Залаяли собаки, и Васька быстро нашел дежурного пастуха, дядю Андрея. Он сидел на нартах в совике[1] и тобоках – большой, насмешливый – и играл с лайками, привязанными к копылам[2] нарт.
Приняв деловитый вид, Васька с тынзеем под мышкой подошел к дяде Андрею и сказал:
– Быков ловить пришел.
Пастух не удивился. Не раз помогал мальчик отцу вылавливать в стаде ездовых быков, но не было случая, чтоб он пришел один.
– А отец где?
– В домино играет.
– Понят-но! – усмехнулся пастух и сыпанул на собак горсть снега.

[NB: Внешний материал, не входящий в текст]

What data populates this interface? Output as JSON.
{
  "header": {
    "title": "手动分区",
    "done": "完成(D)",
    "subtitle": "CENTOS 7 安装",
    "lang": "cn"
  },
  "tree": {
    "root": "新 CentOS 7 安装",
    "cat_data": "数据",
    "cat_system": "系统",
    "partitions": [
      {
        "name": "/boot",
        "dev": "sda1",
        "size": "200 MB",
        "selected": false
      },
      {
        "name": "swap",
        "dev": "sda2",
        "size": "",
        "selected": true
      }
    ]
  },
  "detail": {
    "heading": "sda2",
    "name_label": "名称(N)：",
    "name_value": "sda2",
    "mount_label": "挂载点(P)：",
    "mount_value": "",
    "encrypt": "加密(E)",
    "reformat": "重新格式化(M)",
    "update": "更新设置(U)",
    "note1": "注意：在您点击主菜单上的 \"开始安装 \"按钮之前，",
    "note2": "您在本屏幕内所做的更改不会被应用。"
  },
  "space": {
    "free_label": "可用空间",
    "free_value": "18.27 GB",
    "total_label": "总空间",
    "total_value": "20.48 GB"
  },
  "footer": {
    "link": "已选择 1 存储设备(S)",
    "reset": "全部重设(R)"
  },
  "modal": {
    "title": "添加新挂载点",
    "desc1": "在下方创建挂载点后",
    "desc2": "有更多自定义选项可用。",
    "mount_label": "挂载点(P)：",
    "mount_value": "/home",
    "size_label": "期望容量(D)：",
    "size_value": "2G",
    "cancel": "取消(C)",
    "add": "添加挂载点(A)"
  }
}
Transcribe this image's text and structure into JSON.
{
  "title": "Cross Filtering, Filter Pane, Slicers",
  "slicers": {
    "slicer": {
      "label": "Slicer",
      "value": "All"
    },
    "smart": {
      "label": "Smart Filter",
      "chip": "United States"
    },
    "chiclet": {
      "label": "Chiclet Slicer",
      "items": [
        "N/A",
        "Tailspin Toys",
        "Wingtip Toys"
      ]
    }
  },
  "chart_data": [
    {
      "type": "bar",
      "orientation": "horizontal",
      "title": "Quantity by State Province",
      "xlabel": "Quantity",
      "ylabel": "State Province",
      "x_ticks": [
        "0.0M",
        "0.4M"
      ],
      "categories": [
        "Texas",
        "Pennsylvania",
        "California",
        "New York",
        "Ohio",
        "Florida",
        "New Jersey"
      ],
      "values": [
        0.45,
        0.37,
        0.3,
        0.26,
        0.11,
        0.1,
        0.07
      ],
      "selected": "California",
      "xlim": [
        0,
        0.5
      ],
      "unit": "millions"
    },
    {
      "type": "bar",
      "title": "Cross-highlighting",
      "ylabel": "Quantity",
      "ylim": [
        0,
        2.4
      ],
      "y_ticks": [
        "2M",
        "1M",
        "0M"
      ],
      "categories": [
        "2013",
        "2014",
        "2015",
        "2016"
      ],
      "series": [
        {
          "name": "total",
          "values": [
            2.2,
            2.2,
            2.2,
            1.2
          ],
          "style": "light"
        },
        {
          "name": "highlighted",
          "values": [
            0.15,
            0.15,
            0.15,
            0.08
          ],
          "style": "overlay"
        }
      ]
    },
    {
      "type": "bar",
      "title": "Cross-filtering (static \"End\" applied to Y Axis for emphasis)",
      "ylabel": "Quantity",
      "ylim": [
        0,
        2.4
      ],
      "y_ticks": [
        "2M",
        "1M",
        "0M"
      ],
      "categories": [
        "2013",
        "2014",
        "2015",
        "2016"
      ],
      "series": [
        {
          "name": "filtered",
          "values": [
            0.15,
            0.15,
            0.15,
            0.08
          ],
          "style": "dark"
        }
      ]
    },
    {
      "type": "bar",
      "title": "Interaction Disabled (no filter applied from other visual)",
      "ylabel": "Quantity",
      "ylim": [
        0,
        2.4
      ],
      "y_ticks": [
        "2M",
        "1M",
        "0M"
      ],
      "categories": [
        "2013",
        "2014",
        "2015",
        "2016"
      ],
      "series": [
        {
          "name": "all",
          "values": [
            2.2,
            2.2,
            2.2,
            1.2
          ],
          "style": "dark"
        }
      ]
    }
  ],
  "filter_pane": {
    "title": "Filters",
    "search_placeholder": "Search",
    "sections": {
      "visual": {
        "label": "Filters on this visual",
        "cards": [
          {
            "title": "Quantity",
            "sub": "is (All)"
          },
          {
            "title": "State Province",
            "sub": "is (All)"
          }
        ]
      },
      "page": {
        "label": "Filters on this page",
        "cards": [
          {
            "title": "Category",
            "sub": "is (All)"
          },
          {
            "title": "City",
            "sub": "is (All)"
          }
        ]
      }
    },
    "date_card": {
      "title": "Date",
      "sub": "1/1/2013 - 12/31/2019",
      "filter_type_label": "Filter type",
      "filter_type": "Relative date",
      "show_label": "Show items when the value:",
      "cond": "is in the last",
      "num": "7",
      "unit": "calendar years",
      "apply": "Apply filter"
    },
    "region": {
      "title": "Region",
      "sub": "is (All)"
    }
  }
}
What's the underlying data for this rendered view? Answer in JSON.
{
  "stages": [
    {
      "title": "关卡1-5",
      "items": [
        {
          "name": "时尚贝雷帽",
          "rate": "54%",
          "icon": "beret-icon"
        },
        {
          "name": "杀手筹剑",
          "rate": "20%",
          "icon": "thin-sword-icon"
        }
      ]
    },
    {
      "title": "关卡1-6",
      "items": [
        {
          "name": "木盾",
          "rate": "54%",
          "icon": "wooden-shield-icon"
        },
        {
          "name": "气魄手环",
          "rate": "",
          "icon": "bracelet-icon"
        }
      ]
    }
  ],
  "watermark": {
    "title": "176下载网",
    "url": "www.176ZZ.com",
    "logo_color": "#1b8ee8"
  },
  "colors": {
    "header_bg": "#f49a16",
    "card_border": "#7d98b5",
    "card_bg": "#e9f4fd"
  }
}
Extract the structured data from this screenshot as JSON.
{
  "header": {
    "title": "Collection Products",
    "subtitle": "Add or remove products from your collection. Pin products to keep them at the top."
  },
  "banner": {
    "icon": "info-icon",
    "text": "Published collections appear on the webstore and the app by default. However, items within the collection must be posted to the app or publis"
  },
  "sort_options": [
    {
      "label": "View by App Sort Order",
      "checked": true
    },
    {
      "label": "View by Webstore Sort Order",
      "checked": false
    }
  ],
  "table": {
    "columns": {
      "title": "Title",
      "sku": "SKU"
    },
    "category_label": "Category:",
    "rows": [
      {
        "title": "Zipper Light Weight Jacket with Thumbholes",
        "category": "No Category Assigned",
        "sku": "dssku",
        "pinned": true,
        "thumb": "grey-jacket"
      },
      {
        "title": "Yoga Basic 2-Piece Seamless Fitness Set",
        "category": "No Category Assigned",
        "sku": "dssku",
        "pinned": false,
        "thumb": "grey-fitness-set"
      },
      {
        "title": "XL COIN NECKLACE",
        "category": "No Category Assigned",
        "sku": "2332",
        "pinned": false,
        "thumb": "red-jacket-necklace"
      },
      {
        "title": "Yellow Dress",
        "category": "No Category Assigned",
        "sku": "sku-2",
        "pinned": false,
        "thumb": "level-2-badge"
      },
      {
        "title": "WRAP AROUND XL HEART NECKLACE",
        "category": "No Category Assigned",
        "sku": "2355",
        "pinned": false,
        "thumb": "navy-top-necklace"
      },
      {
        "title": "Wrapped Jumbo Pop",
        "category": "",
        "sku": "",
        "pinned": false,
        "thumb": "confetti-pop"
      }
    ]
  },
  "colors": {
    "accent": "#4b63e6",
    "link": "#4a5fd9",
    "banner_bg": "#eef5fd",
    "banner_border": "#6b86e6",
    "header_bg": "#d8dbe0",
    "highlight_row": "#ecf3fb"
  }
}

Собаки взвизгнули и заплясали на задних лапах. Пастуху было скучно, и он хотел продлить разговор с мальчиком:
– А быки зачем?
– Нужны.
Васька стоял маленький и надутый: перед этим большим веселым человеком хотелось казаться строгим и непреклонным. Но это плохо получалось. У него были пухлые губы, малиновые от мороза щеки. Две круглые черничины глаз смотрели отчужденно, сердито, и от этого неуклюжая, в длинной малице фигурка его напоминала медвежонка, вообразившего себя взрослым медведем. Но чем сильней хотелось рассмеяться пастуху, тем серьезней держался он.
– Хоть разрешение просишь, и на том спасибо.
Васька молчал и в упор свирепо смотрел на пастуха.
– Пожалуйста, Василь Иваныч! Может, выгнать для тебя стадо на лужайку?
– Не нужно, – буркнул Васька.
– А хочешь, я поймаю тебе быков? Отличных! А то, смотри, не справишься – руку выкрутят.